Nadal, al Seminario
Tiene cara de buen chico. Y dicen que la cara es el espejo del alma, aunque el aspecto y la apariencia pueden engañar, pero no creo que sea el caso. De Rafa Nadal, de sus méritos deportivos, de su saber ganar, se ha escrito tanto que poco puedo añadir yo. Sobre todo porque, en lo que al deporte se refiere, mi ignorancia es absoluta. No recuerdo haber visto nunca, entero, un partido de fútbol; ese extraño juego entre dos equipos, de once jugadores cada uno, cuya finalidad es hacer entrar un balón por una portería. No logro descifrar el misterio que encierra este juego, ni las claves ocultas que consiguen acaparar incondicionalmente la atención de los espectadores. Pero hace mucho tiempo que he renunciado a intentar explicarlo todo.

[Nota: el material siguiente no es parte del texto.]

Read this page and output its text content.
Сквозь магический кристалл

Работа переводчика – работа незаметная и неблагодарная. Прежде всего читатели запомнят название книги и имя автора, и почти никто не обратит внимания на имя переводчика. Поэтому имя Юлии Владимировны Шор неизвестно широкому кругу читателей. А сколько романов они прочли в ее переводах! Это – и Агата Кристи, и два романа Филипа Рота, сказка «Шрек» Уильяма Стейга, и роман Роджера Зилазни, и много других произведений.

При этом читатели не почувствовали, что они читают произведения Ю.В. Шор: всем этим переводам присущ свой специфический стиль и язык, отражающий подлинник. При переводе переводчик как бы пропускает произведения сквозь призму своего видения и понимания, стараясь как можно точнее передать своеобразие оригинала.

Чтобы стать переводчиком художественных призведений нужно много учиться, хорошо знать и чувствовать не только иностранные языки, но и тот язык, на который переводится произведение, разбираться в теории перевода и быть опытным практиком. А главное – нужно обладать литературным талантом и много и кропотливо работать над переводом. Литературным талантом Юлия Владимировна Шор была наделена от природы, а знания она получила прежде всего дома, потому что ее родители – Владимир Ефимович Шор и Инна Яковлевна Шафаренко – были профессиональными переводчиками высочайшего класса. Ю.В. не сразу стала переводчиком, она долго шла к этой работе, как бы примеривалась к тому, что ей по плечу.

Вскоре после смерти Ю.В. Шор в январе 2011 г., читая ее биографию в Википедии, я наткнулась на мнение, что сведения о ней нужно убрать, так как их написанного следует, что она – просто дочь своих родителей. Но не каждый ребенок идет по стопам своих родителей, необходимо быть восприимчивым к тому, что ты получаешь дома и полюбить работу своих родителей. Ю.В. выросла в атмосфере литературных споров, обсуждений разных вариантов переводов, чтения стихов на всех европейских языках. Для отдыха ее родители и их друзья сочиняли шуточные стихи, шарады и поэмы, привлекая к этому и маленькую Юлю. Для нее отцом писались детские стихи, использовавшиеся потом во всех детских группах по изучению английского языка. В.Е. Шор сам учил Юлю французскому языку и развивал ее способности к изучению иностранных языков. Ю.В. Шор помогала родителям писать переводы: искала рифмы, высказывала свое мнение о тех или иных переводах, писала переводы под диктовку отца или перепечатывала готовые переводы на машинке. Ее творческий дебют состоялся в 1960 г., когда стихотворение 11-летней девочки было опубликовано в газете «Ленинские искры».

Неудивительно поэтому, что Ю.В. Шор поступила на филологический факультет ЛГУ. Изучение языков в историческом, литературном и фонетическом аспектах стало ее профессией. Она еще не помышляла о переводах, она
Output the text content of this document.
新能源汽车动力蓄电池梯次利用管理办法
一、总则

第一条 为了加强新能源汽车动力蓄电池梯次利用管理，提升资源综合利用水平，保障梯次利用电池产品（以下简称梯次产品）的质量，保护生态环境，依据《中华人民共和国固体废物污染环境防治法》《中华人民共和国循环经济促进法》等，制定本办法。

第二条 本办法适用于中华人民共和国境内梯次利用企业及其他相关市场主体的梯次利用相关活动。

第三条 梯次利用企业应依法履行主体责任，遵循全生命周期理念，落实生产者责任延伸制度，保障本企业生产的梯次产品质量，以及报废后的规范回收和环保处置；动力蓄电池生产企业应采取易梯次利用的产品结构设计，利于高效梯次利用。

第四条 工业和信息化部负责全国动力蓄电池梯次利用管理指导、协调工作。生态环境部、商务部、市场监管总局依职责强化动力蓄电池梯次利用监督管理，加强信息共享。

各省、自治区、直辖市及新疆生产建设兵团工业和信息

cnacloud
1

Si el fútbol es complejo en su aparente simplicidad, ¿qué decir del tenis? En este deporte dos personas se lanzan alternativamente una pelota, utilizando raquetas, por encima de una red, con el propósito de que la otra parte no acierte a devolverla. Si ustedes me explican la segunda ley de la termodinámica, no les aseguro mi comprensión. Pero los enigmas relativos al calor y a las restantes formas de energía se me antojan, en su dificultad, más asequibles y cercanos que los arcanos del tenis. Los torneos; los “Roland Garros”, los “Wimbledon” y los “Open de Australia” suenan a mis oídos con la misma cadencia esotérica con la que puedo escuchar un mantra en sánscrito.